Jetson Nano 2GB Killed (Out Of Memory) During Re-Training

Hey guys!
I’m not sure if this is the right forum, but I just wanted to start off by saying I’m relatively new to the Linux community, and I’ve only had my Nano 2GB for 1 day. I already got the Hello AI world object detection going, updated the entire system (even overclocked it to 1.9ghz), and switched to LXDE. During the retraining, I even disable the entire GUI and just use puTTY

I’m trying to do the tutorial, where they retrain the neural network to detect fruits (jetson-inference/pytorch-ssd.md at master · dusty-nv/jetson-inference · GitHub)

Upon running: " python3 train_ssd.py --data=data/fruit --model-dir=models/fruit --batch-size=1 --workers=0 --epochs=2 " , the system freezes, tries to run it, and 99% of the time, It freezes, and 20 or 30 minutes later or so, I get “Killed” in the log, which is caused by Out Of Memory.

Yes, i’m using a SWAP File (20GB Large) on the fastest consumer microSD available (Sandisk Pro Plus C10, V30, A2)

Any ideas for running the command, or doing further optimization so I can actually do some training?

This was originally intented for Nano 4GB or Xavier NX (8GB), so you might be out of luck with a Nano 2GB.

To my knowledge Jetson GPU can not access virtual/swap memory.

The person in the tutorials is also using a 2GB Nano

And from my knowledge, the model training is CPU intensive, not GPU (I’m at 0% gpu usage during this)

EDIT: Here’s a screenshot from a fresh run. you can see I’m overclocked, low temps because of fan, but the memory usage it’s maxed out, and relying on swap space.

Then maybe ask this person which settings were used for the tutorial?

You are still running the Nano out of spec, disable the overclocking, reduce the swapspace to a reasonable size (1x or 2x the physical memory)…

I would, if the comments weren’t disabled on the video.

Out of curiosity, is there any downsides to having the swap memory as large as it is?

There are different opinions on swapfile size, you will find recommendations between 20% and up to 200% of physical memory, depending on the amount of RAM you have.
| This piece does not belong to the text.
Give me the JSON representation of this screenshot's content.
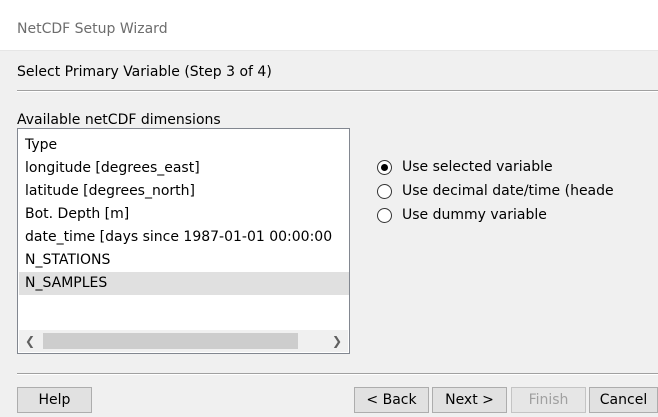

I have never seen a recommendation to have a swapfile 10x the RAM size, like you are using. Your system will permanently swap in and out data, making your app and system super slow and eventually crash.

Try reducing batch size and number of training samples.

My batch size is 1, and I couldn’t figure out a way to get it lower ( .5 doesn’t work) I can only get about 400 samples reliably, but that’s no enough data to reliably train a model. What size do you recommend my swap file to be?

More specifically, what do you recommend my ZRam to be, and my SWAP to be?

This recommends 4GB swap file: jetson-inference/pytorch-transfer-learning.md at master · dusty-nv/jetson-inference · GitHub

Also check out number of workers/data loader threads: jetson-inference/pytorch-ssd.md at master · dusty-nv/jetson-inference · GitHub

If all of this does still does not work: main purpose of Jetson Nano is inference, especially the 2GB Nano model is too limited for serious training tasks…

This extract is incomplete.